Porter de la
fourrure, c'est porter la peau d'un animal mort. Chaque année des
animaux sont élevés ou capturés puis tués pour le commerce de la
fourrure. Voici quelques informations sur cette forme spécifique de
domination des animaux.
La plupart des animaux à fourrure sont maintenus dans des élevages:
- Les animaux y sont enfermés dans des cages faites entièrement de treillis (dessus, de côté, dessous) pour permettre le nettoyage des déjections, et jeter la nourriture sans devoir ouvrir les portes; - Ils se blessent les pattes sur le treillis. Les blessures s'infectent et ne sont pas soignées; - Ils ne sont pas protégés contre les tiques, puces, et autres insectes attirés par les excréments; - Les maladies contagieuses (comme la pneumonie) qui surviennent ne sont pas soignées tant qu'elles ne mettent pas en péril l'existence de l'élevage; - Les affections occulaires ou auriculaires ne sont pas soignées; - Les animaux ne sont pas protégés contre le froid (au contraire, en hiver, les animaux sont mis dans des courants d'air glaciaux afin que leur fourrure s'épaississe) ni contre la chaleur (beaucoup d'animaux meurent de chaud, en été, sous la tôle ondulée).
Les besoins élémentaires de l'animal ne sont aucunement pris en considération :
- Les animaux sont entassés les uns sur les autres dans des cages de 30x40x90 cm, même s'ils sont à leur état sauvage solitaire, comme le vison, ou que leur instinct les pousse à parcourir de longues distances, comme le renard. - Ils souffrent d'un stress permanent leur causant des ulcères, des comportements aberrants (tournent sans cesse dans leur cage, tuent leurs petits, s'automutilent); - Ils n'ont souvent pas assez à boire et peuvent mourir de soif en été, parce que l’approvisionnement est insuffisant, et en hiver parce que les abreuvoirs automatiques gèlent; - Ils reçoivent une nourriture d’une qualité exécrable, dont les carcasses de leurs congénères écorchés; - Les visons n'ont en outre aucune possibilité de nager.

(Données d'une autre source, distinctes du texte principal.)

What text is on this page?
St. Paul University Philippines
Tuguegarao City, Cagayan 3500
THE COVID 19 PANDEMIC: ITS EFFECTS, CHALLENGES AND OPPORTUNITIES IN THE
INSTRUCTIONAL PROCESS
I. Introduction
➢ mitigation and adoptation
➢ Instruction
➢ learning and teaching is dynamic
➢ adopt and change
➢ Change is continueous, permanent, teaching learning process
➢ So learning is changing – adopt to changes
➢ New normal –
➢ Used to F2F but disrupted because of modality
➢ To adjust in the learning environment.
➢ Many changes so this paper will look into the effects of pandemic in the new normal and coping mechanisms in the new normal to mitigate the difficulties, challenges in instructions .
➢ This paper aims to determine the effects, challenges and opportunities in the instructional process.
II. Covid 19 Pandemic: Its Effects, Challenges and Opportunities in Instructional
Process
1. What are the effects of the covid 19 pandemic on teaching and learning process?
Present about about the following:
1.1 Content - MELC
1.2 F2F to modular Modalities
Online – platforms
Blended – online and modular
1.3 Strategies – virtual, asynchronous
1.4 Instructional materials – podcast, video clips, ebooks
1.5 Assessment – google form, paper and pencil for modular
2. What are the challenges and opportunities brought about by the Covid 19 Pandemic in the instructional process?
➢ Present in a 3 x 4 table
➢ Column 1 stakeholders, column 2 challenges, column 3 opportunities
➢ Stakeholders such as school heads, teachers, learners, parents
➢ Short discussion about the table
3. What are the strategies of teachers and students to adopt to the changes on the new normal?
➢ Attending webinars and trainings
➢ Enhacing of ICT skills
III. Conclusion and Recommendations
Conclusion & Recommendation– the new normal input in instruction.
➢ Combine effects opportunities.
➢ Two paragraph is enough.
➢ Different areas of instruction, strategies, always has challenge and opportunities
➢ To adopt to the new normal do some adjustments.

Dans les élevages, les animaux sont tués de sorte que la fourrure ne soit pas abîmée, soit :
- par électrocution : une pince métallique est introduite dans la gueule, un électrode dans l'anus. La décharge ne passant pas par le cerveau, l'animal meurt en général brûlé, après de longues minutes. De plus, souvent, le voltage n'est pas assez fort, et l'agonie prolongée;
- par le gaz : les petits mammifères sont placés dans des boîtes et reçoivent des gaz d'échappement (souvent de tracteurs). Les visons, habitués aux plongées dans l'eau, mettent jusqu'à 30 minutes pour mourir car ils retiennent leur souffle. On utilise aussi des gaz à base de cyanure;
- par le poison :
-Dithyllinium : paralyse l'animal, qui reste néanmoins parfaitement conscient lorsqu'on l'écorche; -Strychnine : par souci d'économie, on utilise la dose minimale, ce qui prolonge d'autant la tétanie préalable à la mort; -désherbant : poison bon marché et à portée de tous. Son ingestion ou son injection provoque des douleurs atroces, -produits à base de cyanure
D'autres mises à mort sont courantes :
- Rupture des vertèbres; - Ecrasement de la tête à coup de masse ou de bâton; - Etouffement en écrasant la tête de l'animal avec un pied et la poitrine de l'autre; - Pendaison; - Etc.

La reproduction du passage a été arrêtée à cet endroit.